Between 25 and 27 June 2014, fifty or so delegates gathered at Weetwood Hall Hotel, Leeds (former country mansion, then university hall of residence, and now an elegant conference centre) to celebrate the fiftieth year of this journal's existence. The conference was simply named ‘Religious Studies at 50’, and the company was both distinguished and international – and happily included three former editors of the journal. The following articles represent a selection of the papers delivered at the conference, beginning with a look back over the last fifty years by my predecessors in the Editor's chair (together with some challenges), and ending with visions of philosophy of religion over the next fifty (or more).

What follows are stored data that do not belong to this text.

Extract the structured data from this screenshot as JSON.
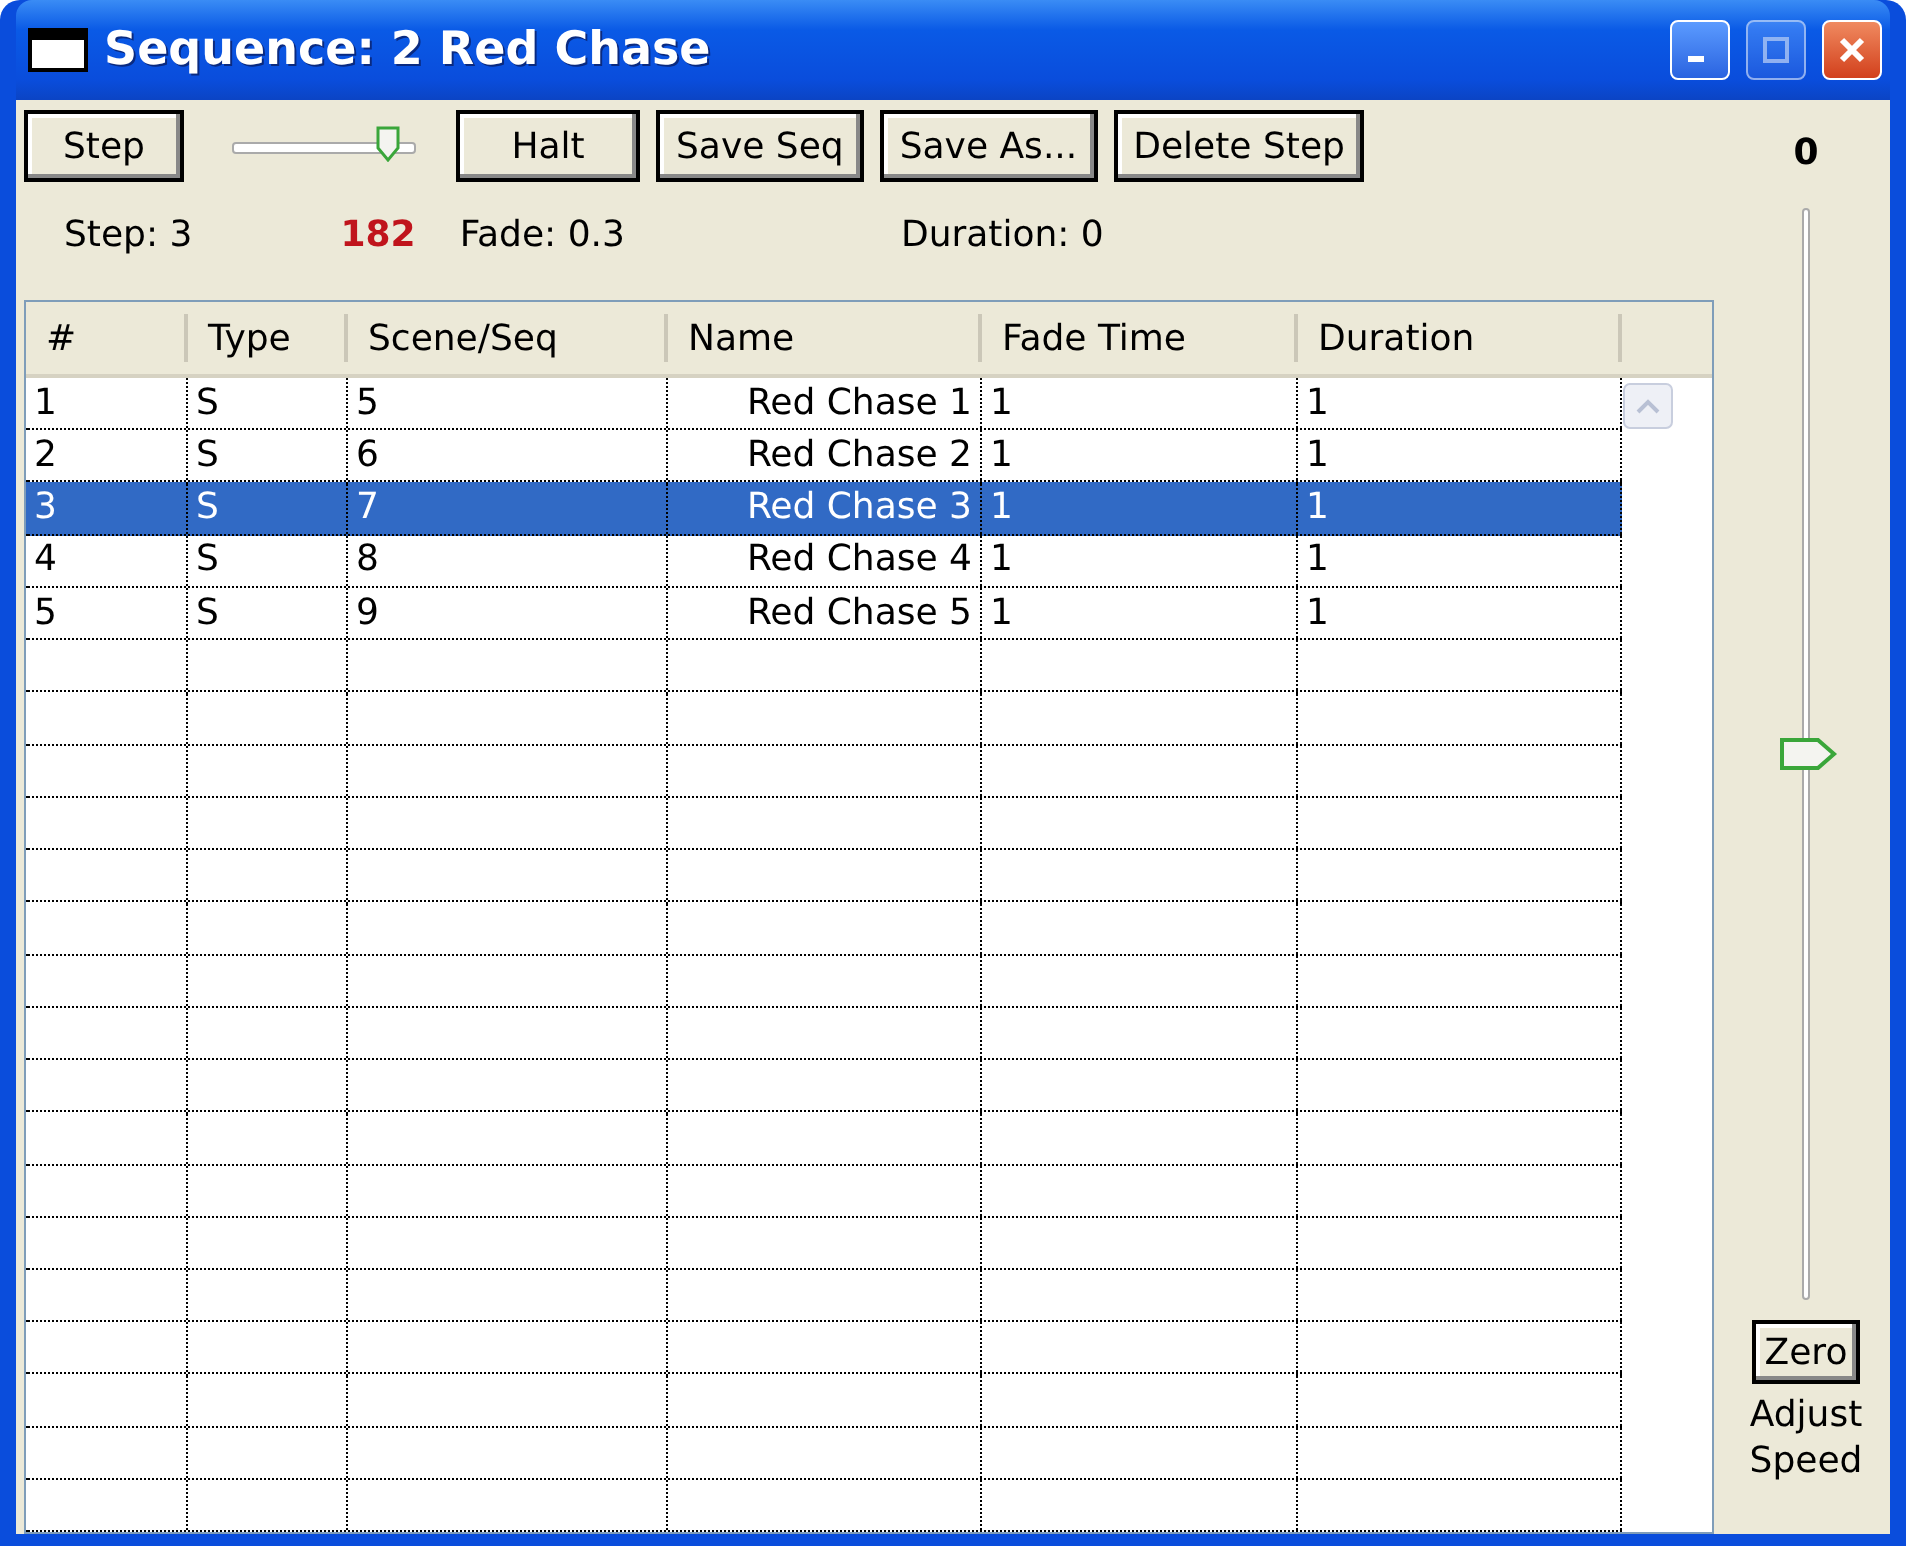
{
  "window": {
    "title": "Sequence: 2 Red Chase",
    "maximize_disabled": true
  },
  "toolbar": {
    "buttons": [
      "Step",
      "Halt",
      "Save Seq",
      "Save As...",
      "Delete Step"
    ],
    "step_slider": {
      "level": 0.85
    }
  },
  "status": {
    "step": "Step: 3",
    "counter": "182",
    "fade": "Fade: 0.3",
    "duration": "Duration: 0"
  },
  "table": {
    "columns": [
      "#",
      "Type",
      "Scene/Seq",
      "Name",
      "Fade Time",
      "Duration"
    ],
    "rows": [
      {
        "cells": [
          "1",
          "S",
          "5",
          "Red Chase 1",
          "1",
          "1"
        ],
        "selected": false
      },
      {
        "cells": [
          "2",
          "S",
          "6",
          "Red Chase 2",
          "1",
          "1"
        ],
        "selected": false
      },
      {
        "cells": [
          "3",
          "S",
          "7",
          "Red Chase 3",
          "1",
          "1"
        ],
        "selected": true
      },
      {
        "cells": [
          "4",
          "S",
          "8",
          "Red Chase 4",
          "1",
          "1"
        ],
        "selected": false
      },
      {
        "cells": [
          "5",
          "S",
          "9",
          "Red Chase 5",
          "1",
          "1"
        ],
        "selected": false
      }
    ]
  },
  "speed": {
    "reading": "0",
    "level": 0.5,
    "zero_button": "Zero",
    "label": "Adjust Speed"
  }
}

The first issue of Religious Studies appeared in October 1965, so this issue very nearly coincides with the fiftieth anniversary. In his ‘Editorial Note’, the founding editor, Professor H. D. Lewis, noted the recent ‘marked renewal of interest in religious problems’. In part, this had arisen as a response to the attempts to debunk religious discourse by empiricist-verificationist philosophers. The Editor identified a number of different responses to this assault: the relatively traditionalist approach of defending the transcendent nature of the subject matter; removing religion from the sphere where ordinary standards of truth and falsity apply (while not abandoning all standards of truth); and the revisionary construction of religion as a fiction, engagement in which enables us to define our moral outlook. All these approaches are represented in the discipline today. What he did not, perhaps, anticipate was the Risorgimento of realist metaphysics in the succeeding decades and its application to religious concerns. But he also noted the increased interest in religion from other disciplinary perspectives: scientific, historical, linguistic, sociological, and comparative. It was to give a single outlet for all these disciplinary approaches that the journal was established. As my successors note in their addresses, this multi-disciplinary approach did not continue, and the journal became what it is today, an international journal for the philosophy of religion – while still sensitive, as philosophy is, to the challenges from those other disciplines. The cognitive science of religion, for example, forces reflection on the effect of neurobiology on the epistemology of religion, and it is wholly appropriate that this issue be discussed, as indeed it recently has been, in the pages of this journal.
I hope Hywel Lewis would have agreed that the articles in this volume are testament to the continued vigour of philosophical writing on religious matters, and the enforced brevity and focus of them provides a welcome example of how much, in academic writing as in other walks of life, can be achieved in a small space.
The Founding Editor sounded an appropriately optimistic note in his opening statement, reporting the view (and perhaps also expressing the hope) that advances in philosophy in general might come through the revival of interest in religious questions. As we could alternatively put it, taking religious discourse and practice as case studies may lead us to insights which are more generally applicable. Quite how much this has been appreciated outside philosophy of religion is uncertain, but it remains our hope, and one of the journal's aims is to provide ready access to those insights for those who are prepared to accept them from this particular quarter. But the potential gains are not just intellectual. Although this is plainly not the intention of many papers in the discipline, there is no reason why a discussion in the philosophy of religion could not itself be a contribution to the spiritual life: that, suitably constructed, an analysis of religion could be of direct religious value. And again, we would hope to offer an outlet for such papers.
Professor Lewis also noted the increased provision of philosophy of religion teaching in the universities. In the UK at least, that has not extended to the present day – in fact, one can discern the reverse trend. But what was true of universities then is true of schools today, where philosophy of religion has entered the curriculum in a very significant way. Perhaps we can express another optimistic hope: that this will provide us with a new generation of philosophers willing to take religion as their chosen object of intellectual reflection.
Finally, I would like to thank Cambridge University Press for their generous sponsorship of the conference and for their encouragement and support throughout my time as Editor. Religious Studies was from the beginning a Cambridge journal, and I hope it will ever remain so.